L’attitude du fils, calquée sur celle de la mère, nous gênait un peu plus. Mais par expérience, nous savions qu’il n’aurait pu en être autrement. Pris en otage par celle qui l’avait fait naître, sa jeunesse marquée par une nécessaire dépendance affective et financière ne lui permettait pas d’être autonome émotionnellement. Alors naturellement, il nourrissait de la rancune à notre encontre. Combien d’entre nous avaient dû faire face à un tel comportement de la part de leurs propres enfants ? Tous. Nous l’excusâmes donc sans peine. D’ailleurs, notre présence ne se justifiait-elle pas d’abord par la sienne, malgré son ressenti contre nous ? Nous attestions de l’engagement passé de son père pour qu’il puisse en être fier un jour, comme nous aurions aimé que nos enfants ennemis soient fiers de nous. Dans notre combat désespéré, nous étions plein d’espérance, persuadés qu’il finirait par se rappeler de cet instant et que le souvenir de notre présence ici-même contribuerait à le faire grandir, parce que nous voulions que nos enfants ne nous oublient pas à cause de notre engagement militant. Non, les hommes n’étaient pas morts en France, ils n’avaient pas abandonné leur progéniture à des mères abusives, et ici, d’autres frères mâles avait eu assez de respect pour le géniteur mort, pour venir honorer son combat jusque sur sa tombe face à une société déchue. Avec toute mon expérience déçue, j’espère toujours qu’il a pu se faire l’héritier de ce souvenir.
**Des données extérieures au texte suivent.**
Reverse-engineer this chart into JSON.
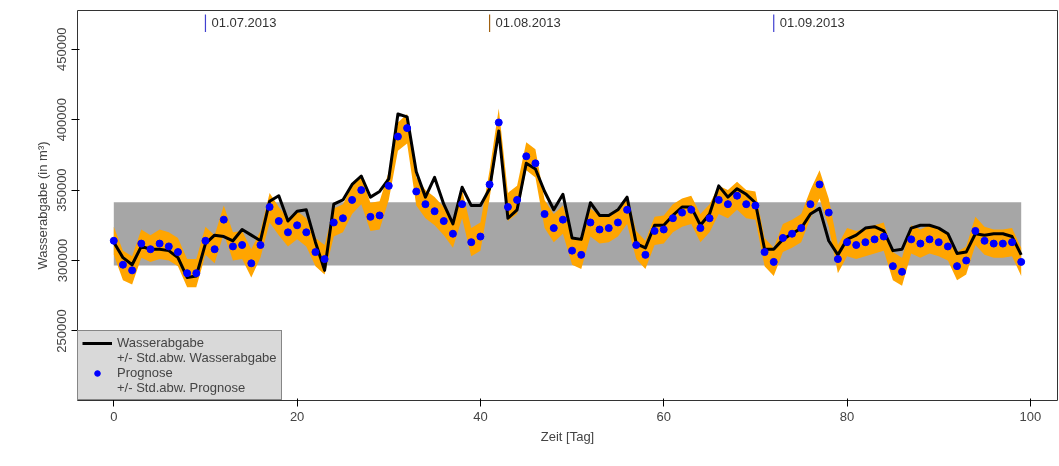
{
  "chart_data": {
    "type": "line",
    "xlabel": "Zeit [Tag]",
    "ylabel": "Wasserabgabe (in m³)",
    "x": [
      0,
      1,
      2,
      3,
      4,
      5,
      6,
      7,
      8,
      9,
      10,
      11,
      12,
      13,
      14,
      15,
      16,
      17,
      18,
      19,
      20,
      21,
      22,
      23,
      24,
      25,
      26,
      27,
      28,
      29,
      30,
      31,
      32,
      33,
      34,
      35,
      36,
      37,
      38,
      39,
      40,
      41,
      42,
      43,
      44,
      45,
      46,
      47,
      48,
      49,
      50,
      51,
      52,
      53,
      54,
      55,
      56,
      57,
      58,
      59,
      60,
      61,
      62,
      63,
      64,
      65,
      66,
      67,
      68,
      69,
      70,
      71,
      72,
      73,
      74,
      75,
      76,
      77,
      78,
      79,
      80,
      81,
      82,
      83,
      84,
      85,
      86,
      87,
      88,
      89,
      90,
      91,
      92,
      93,
      94,
      95,
      96,
      97,
      98,
      99
    ],
    "series": [
      {
        "name": "Wasserabgabe",
        "color": "#000000",
        "lower": [
          296400,
          296400,
          296400,
          296400,
          296400,
          296400,
          296400,
          296400,
          296400,
          296400,
          296400,
          296400,
          296400,
          296400,
          296400,
          296400,
          296400,
          296400,
          296400,
          296400,
          296400,
          296400,
          296400,
          296400,
          296400,
          296400,
          296400,
          296400,
          296400,
          296400,
          296400,
          296400,
          296400,
          296400,
          296400,
          296400,
          296400,
          296400,
          296400,
          296400,
          296400,
          296400,
          296400,
          296400,
          296400,
          296400,
          296400,
          296400,
          296400,
          296400,
          296400,
          296400,
          296400,
          296400,
          296400,
          296400,
          296400,
          296400,
          296400,
          296400,
          296400,
          296400,
          296400,
          296400,
          296400,
          296400,
          296400,
          296400,
          296400,
          296400,
          296400,
          296400,
          296400,
          296400,
          296400,
          296400,
          296400,
          296400,
          296400,
          296400,
          296400,
          296400,
          296400,
          296400,
          296400,
          296400,
          296400,
          296400,
          296400,
          296400,
          296400,
          296400,
          296400,
          296400,
          296400,
          296400,
          296400,
          296400,
          296400,
          296400
        ],
        "upper": [
          341400,
          341400,
          341400,
          341400,
          341400,
          341400,
          341400,
          341400,
          341400,
          341400,
          341400,
          341400,
          341400,
          341400,
          341400,
          341400,
          341400,
          341400,
          341400,
          341400,
          341400,
          341400,
          341400,
          341400,
          341400,
          341400,
          341400,
          341400,
          341400,
          341400,
          341400,
          341400,
          341400,
          341400,
          341400,
          341400,
          341400,
          341400,
          341400,
          341400,
          341400,
          341400,
          341400,
          341400,
          341400,
          341400,
          341400,
          341400,
          341400,
          341400,
          341400,
          341400,
          341400,
          341400,
          341400,
          341400,
          341400,
          341400,
          341400,
          341400,
          341400,
          341400,
          341400,
          341400,
          341400,
          341400,
          341400,
          341400,
          341400,
          341400,
          341400,
          341400,
          341400,
          341400,
          341400,
          341400,
          341400,
          341400,
          341400,
          341400,
          341400,
          341400,
          341400,
          341400,
          341400,
          341400,
          341400,
          341400,
          341400,
          341400,
          341400,
          341400,
          341400,
          341400,
          341400,
          341400,
          341400,
          341400,
          341400,
          341400
        ],
        "values": [
          313000,
          302000,
          297000,
          310000,
          308000,
          308000,
          307000,
          302000,
          288000,
          289000,
          312000,
          318000,
          317000,
          314000,
          322000,
          318000,
          314000,
          342000,
          346000,
          328000,
          335000,
          336000,
          313000,
          293000,
          340000,
          343000,
          354000,
          360000,
          345000,
          349000,
          358000,
          404000,
          402000,
          363000,
          345000,
          359000,
          340000,
          326000,
          352000,
          339000,
          339000,
          351000,
          392000,
          330000,
          336000,
          369000,
          365000,
          349000,
          336000,
          347000,
          316000,
          315000,
          341000,
          332000,
          332000,
          336000,
          345000,
          312000,
          309000,
          325000,
          325000,
          332000,
          338000,
          338000,
          325000,
          333000,
          353000,
          345000,
          351000,
          347000,
          341000,
          308000,
          308000,
          315000,
          319000,
          323000,
          333000,
          337000,
          314000,
          304000,
          315000,
          318000,
          323000,
          324000,
          321000,
          307000,
          308000,
          323000,
          325000,
          325000,
          323000,
          319000,
          305000,
          306000,
          319000,
          318000,
          319000,
          319000,
          317000,
          304000
        ]
      },
      {
        "name": "Prognose",
        "type": "scatter",
        "color": "#0000ff",
        "marker": "circle",
        "values": [
          314000,
          297000,
          293000,
          312000,
          308000,
          312000,
          310000,
          306000,
          291000,
          291000,
          314000,
          308000,
          329000,
          310000,
          311000,
          298000,
          311000,
          338000,
          328000,
          320000,
          325000,
          320000,
          306000,
          301000,
          327000,
          330000,
          343000,
          350000,
          331000,
          332000,
          353000,
          388000,
          394000,
          349000,
          340000,
          335000,
          328000,
          319000,
          340000,
          313000,
          317000,
          354000,
          398000,
          338000,
          343000,
          374000,
          369000,
          333000,
          323000,
          329000,
          307000,
          304000,
          327000,
          322000,
          323000,
          327000,
          336000,
          311000,
          304000,
          321000,
          322000,
          330000,
          334000,
          336000,
          323000,
          330000,
          343000,
          340000,
          346000,
          340000,
          339000,
          306000,
          299000,
          316000,
          319000,
          323000,
          340000,
          354000,
          334000,
          301000,
          313000,
          311000,
          313000,
          315000,
          317000,
          296000,
          292000,
          315000,
          312000,
          315000,
          313000,
          310000,
          296000,
          300000,
          321000,
          314000,
          312000,
          312000,
          313000,
          299000
        ],
        "lower": [
          304000,
          286000,
          283000,
          302000,
          299000,
          301000,
          300000,
          296000,
          281000,
          281000,
          304000,
          298000,
          319000,
          300000,
          301000,
          288000,
          302000,
          327000,
          318000,
          310000,
          315000,
          310000,
          296000,
          290000,
          317000,
          320000,
          333000,
          340000,
          321000,
          322000,
          343000,
          378000,
          383000,
          339000,
          330000,
          325000,
          318000,
          309000,
          330000,
          303000,
          307000,
          344000,
          388000,
          328000,
          333000,
          364000,
          359000,
          323000,
          313000,
          319000,
          297000,
          294000,
          317000,
          312000,
          313000,
          317000,
          326000,
          301000,
          294000,
          311000,
          312000,
          320000,
          324000,
          326000,
          313000,
          320000,
          333000,
          330000,
          336000,
          330000,
          329000,
          296000,
          289000,
          306000,
          309000,
          313000,
          330000,
          344000,
          324000,
          291000,
          303000,
          301000,
          303000,
          305000,
          307000,
          286000,
          282000,
          305000,
          302000,
          305000,
          303000,
          300000,
          286000,
          290000,
          311000,
          304000,
          302000,
          302000,
          303000,
          289000
        ],
        "upper": [
          324000,
          307000,
          303000,
          322000,
          318000,
          322000,
          320000,
          316000,
          301000,
          301000,
          324000,
          318000,
          339000,
          320000,
          321000,
          308000,
          321000,
          348000,
          338000,
          330000,
          335000,
          330000,
          316000,
          311000,
          337000,
          340000,
          353000,
          360000,
          341000,
          342000,
          363000,
          398000,
          404000,
          359000,
          350000,
          345000,
          338000,
          329000,
          350000,
          323000,
          327000,
          364000,
          408000,
          348000,
          353000,
          384000,
          379000,
          343000,
          333000,
          339000,
          317000,
          314000,
          337000,
          332000,
          333000,
          337000,
          346000,
          321000,
          314000,
          331000,
          332000,
          340000,
          344000,
          346000,
          333000,
          340000,
          353000,
          350000,
          356000,
          350000,
          349000,
          316000,
          309000,
          326000,
          329000,
          333000,
          350000,
          364000,
          344000,
          311000,
          323000,
          321000,
          323000,
          325000,
          327000,
          306000,
          302000,
          325000,
          322000,
          325000,
          323000,
          320000,
          306000,
          310000,
          331000,
          324000,
          322000,
          322000,
          323000,
          309000
        ]
      }
    ],
    "annotations": [
      "+/- Std.abw. Wasserabgabe",
      "+/- Std.abw. Prognose"
    ],
    "ref_lines": [
      {
        "axis": "x",
        "value": 10,
        "label": "01.07.2013",
        "color": "#4040d0"
      },
      {
        "axis": "x",
        "value": 41,
        "label": "01.08.2013",
        "color": "#a06010"
      },
      {
        "axis": "x",
        "value": 72,
        "label": "01.09.2013",
        "color": "#4040d0"
      }
    ],
    "xlim": [
      -3.96,
      102.96
    ],
    "ylim": [
      200600,
      477500
    ],
    "xticks": [
      0,
      20,
      40,
      60,
      80,
      100
    ],
    "yticks": [
      250000,
      300000,
      350000,
      400000,
      450000
    ],
    "grid": false,
    "legend": "bottom left"
  }
}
La cérémonie fut d’une banalité affligeante, mais qu’y-a-t-il de plus commun que d’enterrer un mort ? Une vie se résume difficilement en quelques souvenirs mal exprimés et à la va vite. Et puis, il faut permettre aux vivants de souffler un peu. D’où la nécessaire hypocrisie. L’enrobage. Les pieux oublis. Moi-même, je n’aurais pas osé dire à la chaire : « il fut bien emmerdé par cette salope présente à tel banc pour des questions de fric, d’envie et de jalousie. Celle-ci lui pourrit bien la vie et l’éloigna de son fils autant que la société le permit, c’est à dire jusqu’à le faire crever. » Non, c’eût été un peu trop inconvenant. 
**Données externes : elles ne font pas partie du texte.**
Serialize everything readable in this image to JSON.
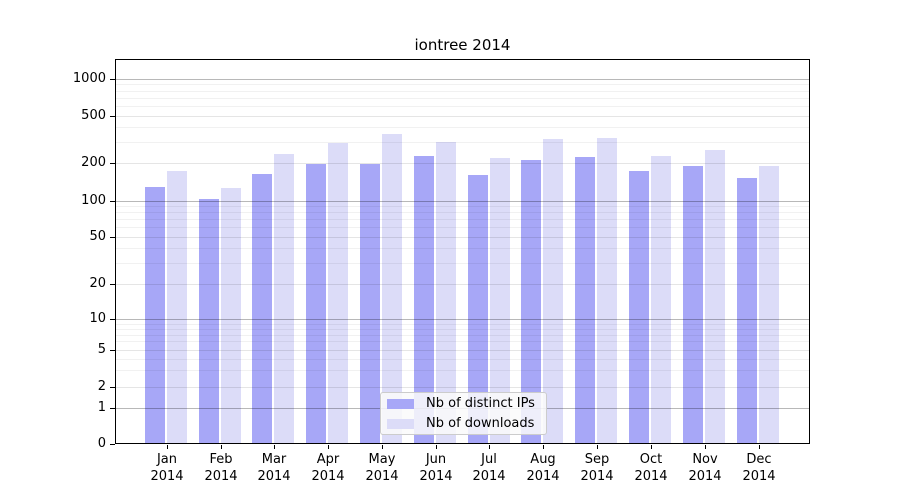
{
  "chart_data": {
    "type": "bar",
    "title": "iontree 2014",
    "x": {
      "months": [
        "Jan",
        "Feb",
        "Mar",
        "Apr",
        "May",
        "Jun",
        "Jul",
        "Aug",
        "Sep",
        "Oct",
        "Nov",
        "Dec"
      ],
      "year": "2014"
    },
    "series": [
      {
        "name": "Nb of distinct IPs",
        "color": "#a7a7f7",
        "values": [
          130,
          103,
          165,
          196,
          198,
          230,
          160,
          210,
          227,
          172,
          191,
          152
        ]
      },
      {
        "name": "Nb of downloads",
        "color": "#dcdcf8",
        "values": [
          173,
          127,
          240,
          296,
          350,
          300,
          220,
          318,
          327,
          229,
          256,
          190
        ]
      }
    ],
    "y_axis": {
      "scale": "symlog",
      "ticks": [
        0,
        1,
        2,
        5,
        10,
        20,
        50,
        100,
        200,
        500,
        1000
      ],
      "range": [
        0,
        1400
      ],
      "grid": "major-and-minor"
    },
    "legend": {
      "position": "lower-center"
    }
  }
}
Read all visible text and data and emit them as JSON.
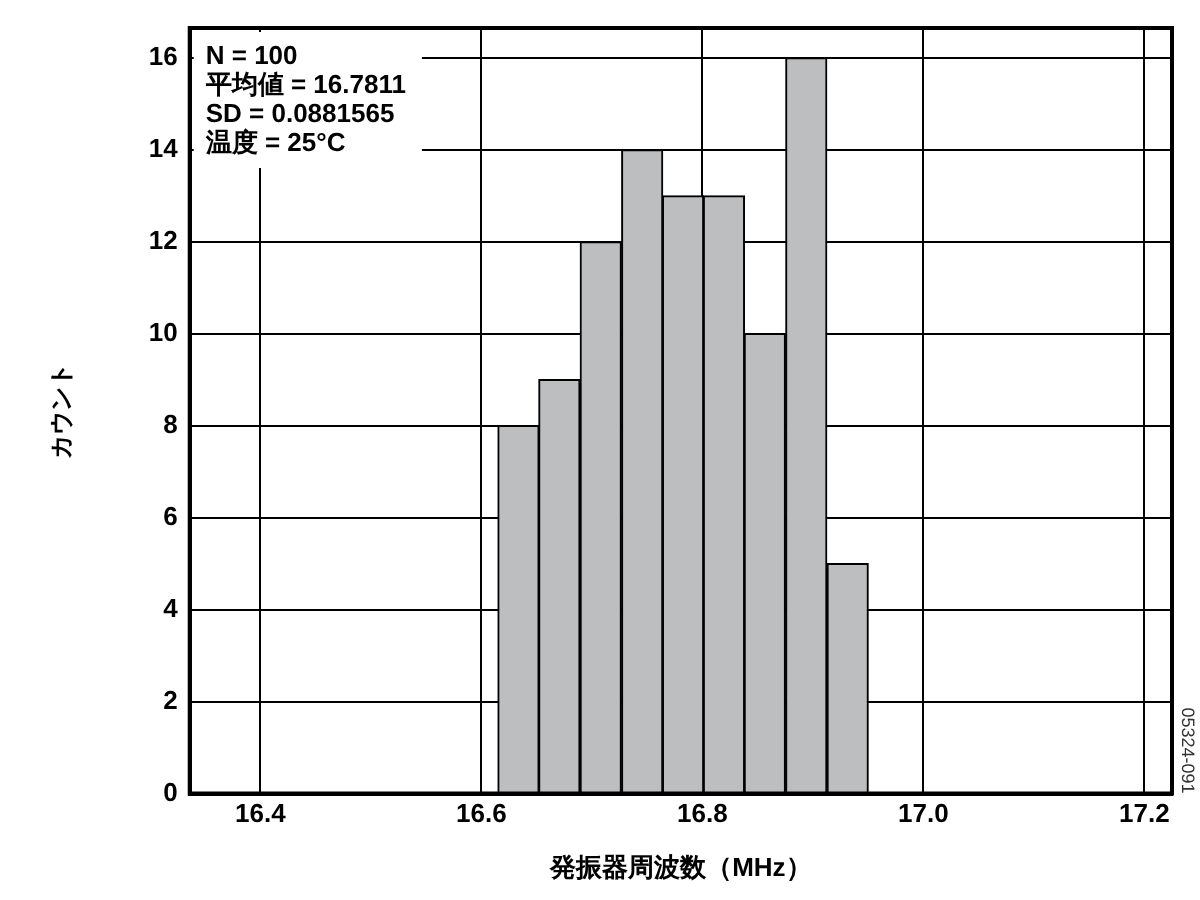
{
  "chart_data": {
    "type": "histogram",
    "xlabel": "発振器周波数（MHz）",
    "ylabel": "カウント",
    "bins": [
      16.615,
      16.652,
      16.689,
      16.727,
      16.764,
      16.801,
      16.838,
      16.875,
      16.913,
      16.95
    ],
    "values": [
      8,
      9,
      12,
      14,
      13,
      13,
      10,
      16,
      5
    ],
    "color": "#bdbec0",
    "xlim": [
      16.336,
      17.225
    ],
    "xticks": [
      {
        "value": 16.4,
        "label": "16.4"
      },
      {
        "value": 16.6,
        "label": "16.6"
      },
      {
        "value": 16.8,
        "label": "16.8"
      },
      {
        "value": 17.0,
        "label": "17.0"
      },
      {
        "value": 17.2,
        "label": "17.2"
      }
    ],
    "ylim": [
      0,
      16.65
    ],
    "yticks": [
      0,
      2,
      4,
      6,
      8,
      10,
      12,
      14,
      16
    ],
    "grid": true,
    "legend": false,
    "annotations": [
      "N = 100",
      "平均値 = 16.7811",
      "SD = 0.0881565",
      "温度 = 25°C",
      "05324-091"
    ]
  }
}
Bien plus que les hommes, les femmes bénéficient de cet encadrement social qui leur permet d’échapper à leurs responsabilités. Le résumé lu de son parcours de vie passa donc prestement sur son engagement associatif auprès des pères et s’étala bien à l’aise sur le reste, comme si sa famille même brisée, n’eût pas été au centre de ses préoccupations durant son existence. La vengeance n’est jamais loin de la mesquinerie chez une femme. Avec le curé, elle put l’accomplir à satiété et jusqu’au bout. Je me console en me disant que le silence ou le respect de la liturgie sont souvent les meilleures marques possibles de déférence envers un défunt.
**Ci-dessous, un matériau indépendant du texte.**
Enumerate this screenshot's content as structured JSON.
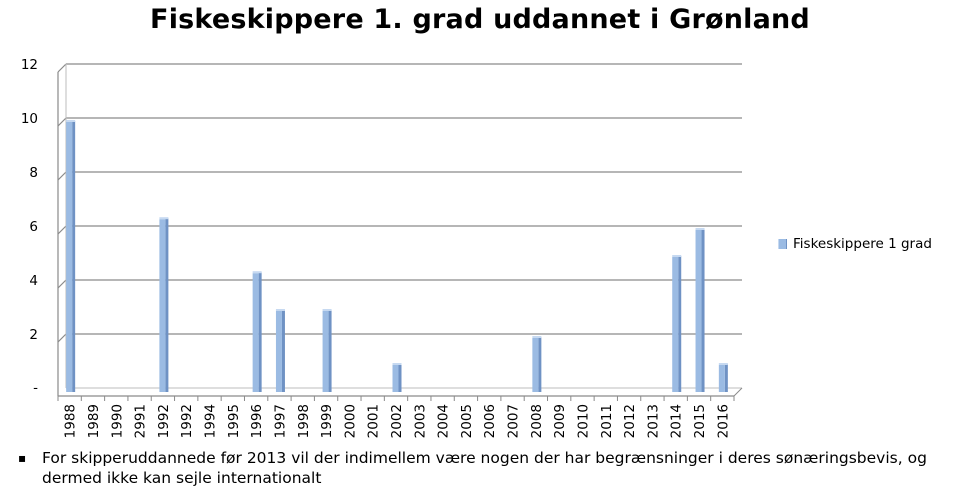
{
  "chart_data": {
    "type": "bar",
    "title": "Fiskeskippere 1. grad uddannet i Grønland",
    "categories": [
      "1988",
      "1989",
      "1990",
      "2991",
      "1992",
      "1992",
      "1994",
      "1995",
      "1996",
      "1997",
      "1998",
      "1999",
      "2000",
      "2001",
      "2002",
      "2003",
      "2004",
      "2005",
      "2006",
      "2007",
      "2008",
      "2009",
      "2010",
      "2011",
      "2012",
      "2013",
      "2014",
      "2015",
      "2016"
    ],
    "series": [
      {
        "name": "Fiskeskippere 1 grad",
        "values": [
          10,
          0,
          0,
          0,
          6.4,
          0,
          0,
          0,
          4.4,
          3,
          0,
          3,
          0,
          0,
          1,
          0,
          0,
          0,
          0,
          0,
          2,
          0,
          0,
          0,
          0,
          0,
          5,
          6,
          1
        ]
      }
    ],
    "ylim": [
      0,
      12
    ],
    "yticks": [
      0,
      2,
      4,
      6,
      8,
      10,
      12
    ],
    "ytick_labels": [
      "-",
      "2",
      "4",
      "6",
      "8",
      "10",
      "12"
    ],
    "xlabel": "",
    "ylabel": "",
    "grid": true,
    "legend_position": "right",
    "bar_color": "#9bbbe3",
    "bar_side_color": "#6f92c4",
    "gridline_color": "#8a8a8a"
  },
  "legend": {
    "label": "Fiskeskippere 1 grad"
  },
  "footnote": {
    "bullet": "▪",
    "text": "For skipperuddannede før 2013 vil der indimellem være nogen der har begrænsninger i deres sønæringsbevis, og dermed ikke kan sejle internationalt"
  }
}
Du coup, je me rappelle surtout de cette toute petite Eglise pas trop loin de la mer. Ce village préservé du tourisme de masse. Le soleil taquin. L’ambiance. Un temps, un lieu qui ressemblait tellement à *****. Un bon barbecue et l’esquisse aurait été parfaite. Mais inutile de préciser que nous n’avons pas été invités par la suite pour le pot du souvenir. Nous sommes repartis à demeure avec l’esprit tranquille d’hommes soulagés d’avoir accompli leur devoir.